John Kerry and Peru’s President Ollanta Humala
John Kerry and Peru’s President Ollanta Humala (Reuters)

The draft text initially ballooned from six to more than 60 pages during the talks in Lima as governments insisted on introducing language reflecting their national positions – and that frequently contradicted pre-existing clauses from other nations.

But by Thursday, the negotiators' need to kick key decisions down the road to next year had led to the text offering "multiple choice" solutions to many issues. Oxfam's Jan Kowalzig warned then that "the options presented are like a choose your own adventure novel" that could leave the planet "headed down a treacherous road towards extreme warming".

The version of the text that offered "multiple choices" was gutted on Thursday night and a new text of only seven pages circulated on Friday, prompting Mr Adow's attack. Mattias Soderberg of the ACT, an umbrella group that brings together churches from 140 countries, added that the Friday text was "far from the recommendations given by science".

Activists singled out various countries for obstructionism, with Australia coming in for the harshest criticism. Prime Minister Tony Abbott's administration won the Climate Action Network's "Fossil of the Day" award four times during the Lima talks. However, Mr Abbott did announce in recent days that his country would put in more than £100m into the Green Climate Fund, a policy reversal that reflected the slowly shifting mood. Other winners included Venezuela and Saudi Arabia, predictably, perhaps, given that they own respectively the world's largest and second largest proven oil reserves, and hosts Peru, for undermining the environment ministry that has done a widely praised job of leading the Lima talks.

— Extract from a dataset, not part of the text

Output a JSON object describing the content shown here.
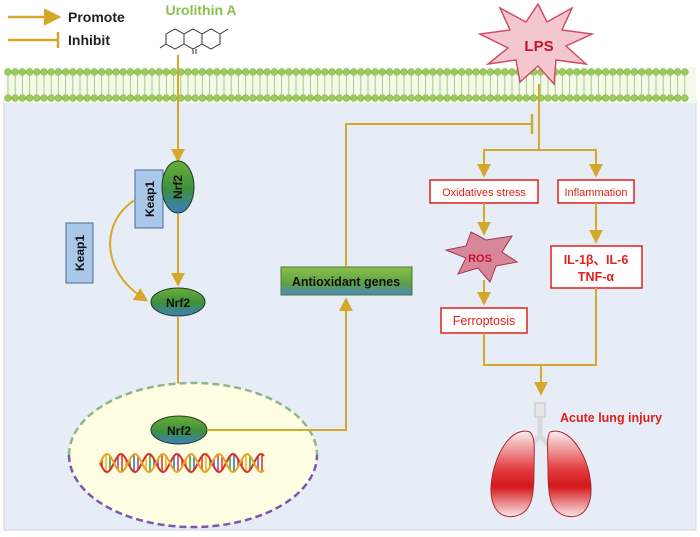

Although governments are still unable to agree on who should cut emissions most, observers say that more and more countries are now taking climate crisis seriously.

"There is growing consensus that Paris has to have a long-term goal which leads to near elimination, if not total elimination, of carbon emissions by some time in the middle of century," said Alden Meyer, policy director of the Union of Concerned Scientists. "That is a real shift from just a year ago."